The tool competes in a market where Figma has roughly 80 to 90 percent UI and UX market share with a mature plugin ecosystem, years of trust from professional design teams, and collaboration workflows that have been tested at scale. Claude Design is days old.
The Claude Code handoff is positioned as a key differentiator: the ability to move from text prompt to visual prototype to production code without leaving the Anthropic ecosystem. That workflow is only useful if an organisation already uses Claude Code. For teams using other development tools, that particular feature means nothing.
No independent user testing or third-party evaluation of Claude Design’s output quality has been published at the time of writing. Anthropic’s own marketing materials and early access partners are the only sources of performance claims.
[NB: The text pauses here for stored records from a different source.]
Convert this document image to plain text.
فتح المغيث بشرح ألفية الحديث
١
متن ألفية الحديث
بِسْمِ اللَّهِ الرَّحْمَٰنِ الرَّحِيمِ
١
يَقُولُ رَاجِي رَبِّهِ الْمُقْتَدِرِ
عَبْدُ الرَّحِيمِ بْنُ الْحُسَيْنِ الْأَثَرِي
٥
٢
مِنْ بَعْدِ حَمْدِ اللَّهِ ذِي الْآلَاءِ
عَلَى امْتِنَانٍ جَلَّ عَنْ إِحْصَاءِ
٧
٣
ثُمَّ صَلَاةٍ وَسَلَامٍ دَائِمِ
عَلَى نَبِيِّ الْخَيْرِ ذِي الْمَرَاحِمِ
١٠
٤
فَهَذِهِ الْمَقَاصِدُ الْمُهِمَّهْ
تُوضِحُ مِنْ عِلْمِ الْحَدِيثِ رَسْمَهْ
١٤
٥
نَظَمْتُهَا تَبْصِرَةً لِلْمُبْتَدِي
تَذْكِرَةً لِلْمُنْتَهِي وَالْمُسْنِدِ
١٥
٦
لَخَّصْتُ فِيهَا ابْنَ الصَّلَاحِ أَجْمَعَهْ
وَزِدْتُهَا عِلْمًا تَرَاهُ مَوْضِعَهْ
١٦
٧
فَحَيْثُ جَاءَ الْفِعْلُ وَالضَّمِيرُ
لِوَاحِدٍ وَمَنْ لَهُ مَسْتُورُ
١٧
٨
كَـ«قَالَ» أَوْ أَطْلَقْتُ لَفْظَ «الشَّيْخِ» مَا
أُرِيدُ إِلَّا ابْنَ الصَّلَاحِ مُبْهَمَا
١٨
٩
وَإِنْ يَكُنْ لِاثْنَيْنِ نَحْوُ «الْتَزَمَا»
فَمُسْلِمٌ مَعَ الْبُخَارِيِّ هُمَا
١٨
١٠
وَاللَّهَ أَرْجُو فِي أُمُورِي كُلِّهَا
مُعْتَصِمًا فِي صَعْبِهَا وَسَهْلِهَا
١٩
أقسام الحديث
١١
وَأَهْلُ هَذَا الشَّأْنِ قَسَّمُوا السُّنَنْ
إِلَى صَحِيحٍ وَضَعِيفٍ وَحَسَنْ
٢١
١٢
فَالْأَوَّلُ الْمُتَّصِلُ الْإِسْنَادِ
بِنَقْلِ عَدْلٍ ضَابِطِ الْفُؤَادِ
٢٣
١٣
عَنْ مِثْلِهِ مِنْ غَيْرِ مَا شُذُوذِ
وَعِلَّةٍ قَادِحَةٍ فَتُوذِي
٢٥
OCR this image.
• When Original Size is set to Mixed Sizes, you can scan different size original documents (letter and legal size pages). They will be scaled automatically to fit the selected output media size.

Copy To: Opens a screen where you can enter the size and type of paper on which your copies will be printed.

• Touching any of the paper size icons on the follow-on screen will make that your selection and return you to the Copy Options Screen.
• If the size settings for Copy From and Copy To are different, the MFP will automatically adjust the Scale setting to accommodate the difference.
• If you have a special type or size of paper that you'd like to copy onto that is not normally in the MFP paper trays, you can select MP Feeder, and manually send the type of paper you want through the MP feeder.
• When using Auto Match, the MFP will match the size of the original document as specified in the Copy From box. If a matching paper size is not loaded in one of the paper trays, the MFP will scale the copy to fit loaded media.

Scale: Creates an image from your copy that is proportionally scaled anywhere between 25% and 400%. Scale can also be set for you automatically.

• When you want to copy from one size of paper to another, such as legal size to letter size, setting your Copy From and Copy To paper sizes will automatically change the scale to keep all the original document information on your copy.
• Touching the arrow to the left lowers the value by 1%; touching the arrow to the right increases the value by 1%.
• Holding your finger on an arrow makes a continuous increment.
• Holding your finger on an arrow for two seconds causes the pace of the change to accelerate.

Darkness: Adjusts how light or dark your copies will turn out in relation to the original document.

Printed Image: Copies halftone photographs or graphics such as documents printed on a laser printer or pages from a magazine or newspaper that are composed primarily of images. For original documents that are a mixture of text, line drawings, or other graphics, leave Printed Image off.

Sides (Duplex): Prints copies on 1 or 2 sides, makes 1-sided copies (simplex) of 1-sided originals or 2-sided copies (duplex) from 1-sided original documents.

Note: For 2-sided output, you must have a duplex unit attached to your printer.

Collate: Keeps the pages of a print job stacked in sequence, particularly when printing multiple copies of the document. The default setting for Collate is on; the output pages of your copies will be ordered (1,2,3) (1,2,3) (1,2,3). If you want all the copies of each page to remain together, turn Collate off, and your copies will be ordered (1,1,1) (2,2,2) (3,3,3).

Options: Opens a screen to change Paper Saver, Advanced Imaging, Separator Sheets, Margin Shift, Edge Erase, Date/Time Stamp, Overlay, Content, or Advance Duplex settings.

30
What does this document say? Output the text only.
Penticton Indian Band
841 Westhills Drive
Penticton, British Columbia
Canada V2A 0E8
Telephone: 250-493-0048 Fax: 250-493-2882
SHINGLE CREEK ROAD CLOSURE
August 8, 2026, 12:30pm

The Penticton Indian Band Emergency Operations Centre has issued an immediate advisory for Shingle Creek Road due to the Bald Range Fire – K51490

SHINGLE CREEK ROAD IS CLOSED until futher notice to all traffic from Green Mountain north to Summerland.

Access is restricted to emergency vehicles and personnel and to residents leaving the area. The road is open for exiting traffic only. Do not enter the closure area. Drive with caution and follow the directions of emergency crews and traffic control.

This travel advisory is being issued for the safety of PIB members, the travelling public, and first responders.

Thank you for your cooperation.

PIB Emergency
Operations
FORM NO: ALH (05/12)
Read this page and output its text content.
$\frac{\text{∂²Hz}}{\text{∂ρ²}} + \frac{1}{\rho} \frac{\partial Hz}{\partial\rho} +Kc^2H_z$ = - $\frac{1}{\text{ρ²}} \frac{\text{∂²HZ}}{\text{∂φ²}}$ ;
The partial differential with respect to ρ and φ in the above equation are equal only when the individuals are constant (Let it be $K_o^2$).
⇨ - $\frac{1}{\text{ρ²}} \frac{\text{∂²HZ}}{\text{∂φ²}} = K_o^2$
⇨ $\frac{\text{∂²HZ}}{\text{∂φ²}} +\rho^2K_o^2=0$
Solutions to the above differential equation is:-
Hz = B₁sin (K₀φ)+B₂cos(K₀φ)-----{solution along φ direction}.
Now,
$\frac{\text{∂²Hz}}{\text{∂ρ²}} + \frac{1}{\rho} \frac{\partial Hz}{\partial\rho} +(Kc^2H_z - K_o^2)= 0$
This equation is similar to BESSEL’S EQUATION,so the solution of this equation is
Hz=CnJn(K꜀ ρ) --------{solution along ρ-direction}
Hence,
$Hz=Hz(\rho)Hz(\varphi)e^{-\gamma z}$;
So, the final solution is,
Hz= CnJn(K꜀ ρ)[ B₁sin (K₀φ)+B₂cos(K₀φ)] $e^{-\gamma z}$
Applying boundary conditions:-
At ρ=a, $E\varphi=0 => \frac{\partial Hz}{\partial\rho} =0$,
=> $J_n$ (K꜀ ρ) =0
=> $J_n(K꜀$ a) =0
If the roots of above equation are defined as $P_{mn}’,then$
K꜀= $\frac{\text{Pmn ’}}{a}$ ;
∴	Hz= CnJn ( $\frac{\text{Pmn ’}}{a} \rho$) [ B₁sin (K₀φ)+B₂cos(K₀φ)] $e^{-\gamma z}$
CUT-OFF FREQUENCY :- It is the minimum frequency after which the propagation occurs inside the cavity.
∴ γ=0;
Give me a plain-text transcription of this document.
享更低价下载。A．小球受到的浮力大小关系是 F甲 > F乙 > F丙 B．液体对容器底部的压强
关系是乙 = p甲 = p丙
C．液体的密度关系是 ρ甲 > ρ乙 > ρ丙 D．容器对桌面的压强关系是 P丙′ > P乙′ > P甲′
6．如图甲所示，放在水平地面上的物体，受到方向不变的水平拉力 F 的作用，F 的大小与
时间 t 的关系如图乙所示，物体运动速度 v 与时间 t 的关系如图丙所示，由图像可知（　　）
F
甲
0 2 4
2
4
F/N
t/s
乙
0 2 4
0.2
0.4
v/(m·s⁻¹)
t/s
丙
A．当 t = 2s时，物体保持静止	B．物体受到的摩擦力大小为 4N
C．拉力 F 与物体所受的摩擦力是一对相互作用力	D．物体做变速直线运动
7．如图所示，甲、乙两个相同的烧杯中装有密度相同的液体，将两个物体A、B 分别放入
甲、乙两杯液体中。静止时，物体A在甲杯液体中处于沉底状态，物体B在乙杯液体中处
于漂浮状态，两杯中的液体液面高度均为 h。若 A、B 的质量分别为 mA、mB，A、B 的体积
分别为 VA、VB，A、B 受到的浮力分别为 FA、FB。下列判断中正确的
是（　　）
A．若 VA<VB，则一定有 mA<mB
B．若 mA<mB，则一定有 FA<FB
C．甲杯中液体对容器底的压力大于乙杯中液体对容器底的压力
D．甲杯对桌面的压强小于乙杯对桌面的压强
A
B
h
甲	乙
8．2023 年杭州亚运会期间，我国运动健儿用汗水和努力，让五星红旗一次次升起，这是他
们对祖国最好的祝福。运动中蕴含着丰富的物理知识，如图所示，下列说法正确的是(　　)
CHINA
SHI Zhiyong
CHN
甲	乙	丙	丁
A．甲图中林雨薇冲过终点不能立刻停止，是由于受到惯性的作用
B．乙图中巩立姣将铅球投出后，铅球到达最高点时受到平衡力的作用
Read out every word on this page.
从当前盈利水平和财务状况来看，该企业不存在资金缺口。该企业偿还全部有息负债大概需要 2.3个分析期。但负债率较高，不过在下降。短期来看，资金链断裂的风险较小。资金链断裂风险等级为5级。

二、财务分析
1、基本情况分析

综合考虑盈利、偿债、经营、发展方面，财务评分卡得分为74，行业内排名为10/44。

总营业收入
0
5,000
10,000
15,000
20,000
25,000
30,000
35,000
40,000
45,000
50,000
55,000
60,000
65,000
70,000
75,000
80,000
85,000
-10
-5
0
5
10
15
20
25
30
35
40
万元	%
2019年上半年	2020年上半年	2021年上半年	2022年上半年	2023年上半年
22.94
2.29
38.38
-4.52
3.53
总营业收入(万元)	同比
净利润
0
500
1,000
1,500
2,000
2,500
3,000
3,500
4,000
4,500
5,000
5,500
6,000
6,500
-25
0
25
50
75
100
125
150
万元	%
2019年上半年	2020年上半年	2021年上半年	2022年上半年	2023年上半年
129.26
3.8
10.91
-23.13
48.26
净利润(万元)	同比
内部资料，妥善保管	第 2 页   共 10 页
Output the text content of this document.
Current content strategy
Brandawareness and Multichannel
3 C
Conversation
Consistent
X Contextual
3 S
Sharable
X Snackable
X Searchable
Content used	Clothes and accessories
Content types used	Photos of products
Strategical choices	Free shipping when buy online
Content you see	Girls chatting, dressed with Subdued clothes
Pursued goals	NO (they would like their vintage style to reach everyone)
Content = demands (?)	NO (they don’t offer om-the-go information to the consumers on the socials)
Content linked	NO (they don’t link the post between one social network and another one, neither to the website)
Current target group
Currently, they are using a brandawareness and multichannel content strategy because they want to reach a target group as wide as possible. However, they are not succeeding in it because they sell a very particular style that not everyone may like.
There is also a subscription limit question worth noting. Adding Claude Design usage to an existing subscription counts against the same limits that already govern other Claude usage. Anthropic has faced user criticism in 2026 over tighter usage limits, with paid subscribers reporting that context-heavy sessions drain allowances faster than expected. A tool that generates complex visual outputs could accelerate that problem for heavy users.
The Broader Market Question
The stock reaction to Claude Design’s launch reflects something bigger than one product. Investors are pricing in the possibility that AI tools are moving into professional software categories that were previously considered difficult to automate. Design is one of them.
Whether Claude Design specifically justifies that reaction depends on questions that a research preview launch cannot answer. Does the output quality hold up under real professional workloads, not just curated demos? Does the design system integration work reliably across organisations with complex existing setups? Does the tool improve at a pace that closes the gap with established platforms?
The fact that a text description can produce a usable visual draft is real. Whether that capability, in its current form, meaningfully disrupts professional design workflows in the way the market reaction implied is a different question. Both things are worth holding in mind separately.
The Basic Facts
Claude Design is available now at claude.ai/design for Pro, Max, Team, and Enterprise subscribers. It is a research preview. It is included in existing subscription pricing. Enterprise organisations need an admin to enable it. More information can be found at Anthropic’s official launch page.